Il medico legale deve essere siffattamente informato e la deontologia del medico legale deve conoscere e dominare la coscienza e la conoscenza dei compiti che l'attendono e della materia giuridica nella quale opera.
Spero che la dignità che il medico legale ha assunto negli ultimi tempi e della quale sono fermamente convinti insigni maestri del diritto, si faccia strada nell'ambito dell'attività forense.
E' mistificante infatti che non si faccia distinzione fra medici comunque chiamati a svolgere attività medico legale e specialisti in medicina legale.

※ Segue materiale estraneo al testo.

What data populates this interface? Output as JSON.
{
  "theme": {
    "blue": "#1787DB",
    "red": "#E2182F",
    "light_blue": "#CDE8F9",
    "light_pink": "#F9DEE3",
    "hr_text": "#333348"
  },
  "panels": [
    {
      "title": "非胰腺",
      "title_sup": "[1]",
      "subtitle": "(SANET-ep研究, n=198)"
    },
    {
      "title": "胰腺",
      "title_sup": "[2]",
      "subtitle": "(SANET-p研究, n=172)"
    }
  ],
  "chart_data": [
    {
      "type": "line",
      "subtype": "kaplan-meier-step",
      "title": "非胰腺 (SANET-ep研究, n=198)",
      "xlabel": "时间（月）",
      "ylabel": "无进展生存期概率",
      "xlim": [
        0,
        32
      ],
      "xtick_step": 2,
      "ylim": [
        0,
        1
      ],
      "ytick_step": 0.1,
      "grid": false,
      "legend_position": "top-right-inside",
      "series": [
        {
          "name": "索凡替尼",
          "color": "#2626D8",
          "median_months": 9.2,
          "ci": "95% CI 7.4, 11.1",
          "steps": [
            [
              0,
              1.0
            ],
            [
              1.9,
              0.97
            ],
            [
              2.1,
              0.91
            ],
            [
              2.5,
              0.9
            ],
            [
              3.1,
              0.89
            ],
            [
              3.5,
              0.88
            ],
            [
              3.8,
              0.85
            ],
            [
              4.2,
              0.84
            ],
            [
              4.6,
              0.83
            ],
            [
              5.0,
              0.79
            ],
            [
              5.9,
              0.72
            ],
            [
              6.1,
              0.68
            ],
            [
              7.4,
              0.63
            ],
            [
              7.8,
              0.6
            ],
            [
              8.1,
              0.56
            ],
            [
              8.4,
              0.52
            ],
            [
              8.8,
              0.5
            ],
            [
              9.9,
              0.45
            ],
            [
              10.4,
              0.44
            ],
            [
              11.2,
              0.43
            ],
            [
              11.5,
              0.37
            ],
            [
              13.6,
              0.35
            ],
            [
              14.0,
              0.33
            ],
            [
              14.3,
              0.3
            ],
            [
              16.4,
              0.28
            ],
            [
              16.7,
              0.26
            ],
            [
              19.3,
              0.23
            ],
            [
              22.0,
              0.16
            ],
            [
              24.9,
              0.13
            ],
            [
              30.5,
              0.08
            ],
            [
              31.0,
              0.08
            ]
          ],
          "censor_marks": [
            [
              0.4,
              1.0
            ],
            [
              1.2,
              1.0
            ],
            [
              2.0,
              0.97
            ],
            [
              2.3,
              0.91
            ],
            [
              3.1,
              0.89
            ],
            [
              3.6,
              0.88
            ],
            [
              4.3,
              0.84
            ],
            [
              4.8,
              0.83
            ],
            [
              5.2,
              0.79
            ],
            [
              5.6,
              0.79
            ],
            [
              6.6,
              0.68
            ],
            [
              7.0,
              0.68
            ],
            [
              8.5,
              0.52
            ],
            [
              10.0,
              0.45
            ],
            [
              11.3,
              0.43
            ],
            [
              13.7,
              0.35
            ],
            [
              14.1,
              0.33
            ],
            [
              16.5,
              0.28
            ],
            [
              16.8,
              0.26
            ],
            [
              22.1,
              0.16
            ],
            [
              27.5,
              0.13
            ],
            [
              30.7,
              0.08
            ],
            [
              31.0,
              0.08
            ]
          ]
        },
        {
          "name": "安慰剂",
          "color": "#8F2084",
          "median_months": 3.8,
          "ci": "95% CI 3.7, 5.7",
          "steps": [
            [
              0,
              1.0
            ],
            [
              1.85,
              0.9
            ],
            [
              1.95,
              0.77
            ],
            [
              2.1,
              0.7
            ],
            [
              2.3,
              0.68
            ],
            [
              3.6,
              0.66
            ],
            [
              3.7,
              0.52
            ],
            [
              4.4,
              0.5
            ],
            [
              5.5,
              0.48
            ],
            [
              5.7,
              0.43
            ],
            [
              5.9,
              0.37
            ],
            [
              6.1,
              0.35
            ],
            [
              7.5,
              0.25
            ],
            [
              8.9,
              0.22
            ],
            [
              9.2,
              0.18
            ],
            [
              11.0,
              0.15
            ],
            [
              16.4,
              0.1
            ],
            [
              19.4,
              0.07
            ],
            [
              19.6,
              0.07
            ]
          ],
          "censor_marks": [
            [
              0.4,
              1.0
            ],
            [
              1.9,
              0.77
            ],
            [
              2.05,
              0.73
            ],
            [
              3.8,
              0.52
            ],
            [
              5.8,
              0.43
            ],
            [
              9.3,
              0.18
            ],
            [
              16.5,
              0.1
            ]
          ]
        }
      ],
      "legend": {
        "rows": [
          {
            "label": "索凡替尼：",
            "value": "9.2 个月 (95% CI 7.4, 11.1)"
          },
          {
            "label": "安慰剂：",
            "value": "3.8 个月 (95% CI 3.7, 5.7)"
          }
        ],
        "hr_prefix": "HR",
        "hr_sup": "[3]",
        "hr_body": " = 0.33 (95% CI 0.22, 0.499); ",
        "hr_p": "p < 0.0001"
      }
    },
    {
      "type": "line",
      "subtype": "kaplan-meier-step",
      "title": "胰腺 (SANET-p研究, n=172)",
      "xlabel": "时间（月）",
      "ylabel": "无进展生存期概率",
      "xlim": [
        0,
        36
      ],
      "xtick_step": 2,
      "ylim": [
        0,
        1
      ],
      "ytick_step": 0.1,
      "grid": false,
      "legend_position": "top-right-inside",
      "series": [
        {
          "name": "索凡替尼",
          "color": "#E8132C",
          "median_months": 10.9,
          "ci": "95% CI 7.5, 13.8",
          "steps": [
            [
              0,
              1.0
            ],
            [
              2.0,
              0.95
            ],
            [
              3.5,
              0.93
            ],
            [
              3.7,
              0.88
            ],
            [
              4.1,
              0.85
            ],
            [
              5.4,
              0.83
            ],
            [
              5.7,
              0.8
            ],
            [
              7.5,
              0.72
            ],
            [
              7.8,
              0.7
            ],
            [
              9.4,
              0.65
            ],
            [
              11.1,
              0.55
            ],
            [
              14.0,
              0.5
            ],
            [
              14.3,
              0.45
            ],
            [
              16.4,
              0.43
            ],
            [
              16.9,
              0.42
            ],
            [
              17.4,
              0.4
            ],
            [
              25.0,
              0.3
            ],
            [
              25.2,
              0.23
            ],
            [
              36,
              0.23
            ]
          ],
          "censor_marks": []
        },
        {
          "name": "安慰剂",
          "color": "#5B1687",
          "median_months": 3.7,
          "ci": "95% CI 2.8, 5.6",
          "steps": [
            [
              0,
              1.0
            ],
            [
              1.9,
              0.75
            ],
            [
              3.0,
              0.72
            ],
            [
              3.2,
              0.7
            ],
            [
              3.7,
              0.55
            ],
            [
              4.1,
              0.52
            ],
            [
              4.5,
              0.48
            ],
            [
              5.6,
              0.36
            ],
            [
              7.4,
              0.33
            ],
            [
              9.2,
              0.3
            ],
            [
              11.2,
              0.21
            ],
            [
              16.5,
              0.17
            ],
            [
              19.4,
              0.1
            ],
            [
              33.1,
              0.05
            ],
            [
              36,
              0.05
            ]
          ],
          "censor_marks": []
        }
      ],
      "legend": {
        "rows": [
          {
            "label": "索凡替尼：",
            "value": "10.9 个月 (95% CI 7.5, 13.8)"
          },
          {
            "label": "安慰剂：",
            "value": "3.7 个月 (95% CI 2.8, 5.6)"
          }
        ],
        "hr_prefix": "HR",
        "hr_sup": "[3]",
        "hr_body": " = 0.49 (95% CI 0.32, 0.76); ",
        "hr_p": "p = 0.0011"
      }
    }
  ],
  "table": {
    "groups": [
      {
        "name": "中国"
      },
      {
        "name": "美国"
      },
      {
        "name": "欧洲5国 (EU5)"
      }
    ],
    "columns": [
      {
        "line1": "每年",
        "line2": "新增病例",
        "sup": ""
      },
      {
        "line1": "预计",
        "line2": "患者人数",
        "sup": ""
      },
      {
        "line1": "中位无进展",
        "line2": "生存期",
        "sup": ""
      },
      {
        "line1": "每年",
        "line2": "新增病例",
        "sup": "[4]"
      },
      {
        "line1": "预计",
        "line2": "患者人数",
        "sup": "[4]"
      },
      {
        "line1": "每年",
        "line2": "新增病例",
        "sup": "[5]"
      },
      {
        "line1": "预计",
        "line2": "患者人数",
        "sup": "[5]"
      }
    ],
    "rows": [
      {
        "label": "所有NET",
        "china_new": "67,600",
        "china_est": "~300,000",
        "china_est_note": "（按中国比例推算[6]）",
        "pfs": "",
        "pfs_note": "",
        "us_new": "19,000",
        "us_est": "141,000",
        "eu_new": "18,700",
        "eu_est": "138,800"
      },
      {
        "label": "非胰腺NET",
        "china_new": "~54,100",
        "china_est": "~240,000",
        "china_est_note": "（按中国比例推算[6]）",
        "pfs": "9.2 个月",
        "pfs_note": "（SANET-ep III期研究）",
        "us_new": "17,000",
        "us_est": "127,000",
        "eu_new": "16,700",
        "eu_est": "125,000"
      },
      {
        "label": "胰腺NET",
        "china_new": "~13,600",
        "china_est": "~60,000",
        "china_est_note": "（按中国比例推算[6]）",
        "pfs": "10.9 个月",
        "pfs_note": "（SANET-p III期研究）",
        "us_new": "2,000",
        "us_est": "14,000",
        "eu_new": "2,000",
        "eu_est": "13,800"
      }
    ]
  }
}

Il medico legale è pur sempre uno specialista, di questo occorre convincersi tutti: medici, giuristi, magistrati, altrimenti il discorso diventa confuso e non riconducibile a chiarezza.
Sarebbe opportuno che al di là delle etichette e dei compiti si facesse strada l'esigenza e l'idea di una professionalità del medico legale insostituibile. Altrimenti l'esercizio medico legale è destinato a tradursi in una indifferenziata attività professionale di indole medica priva di connotazioni giuridiche, incanalata da quesiti formulati egualmente senza nessuna aderenza alla realtà medico legale. Basti pensare ai quesiti sul danno a persona in responsabilità civile che, non tenendo spesso in alcun conto la sentenza della Corte Costituzionale 30 giugno 1986, n. 184 postulano ancora la quantizzazione della invalidità generica o specifica!
Le perplessità sorte al seguito di alcune affermazioni sono legittime, ma solo se riferite a chi fa attività medico legale al di fuori di una specializzazione che ha ormai valenza europea e che è quanto meno garanzia di professionalità e di coscienza dei fini di giustizia cui è deputata.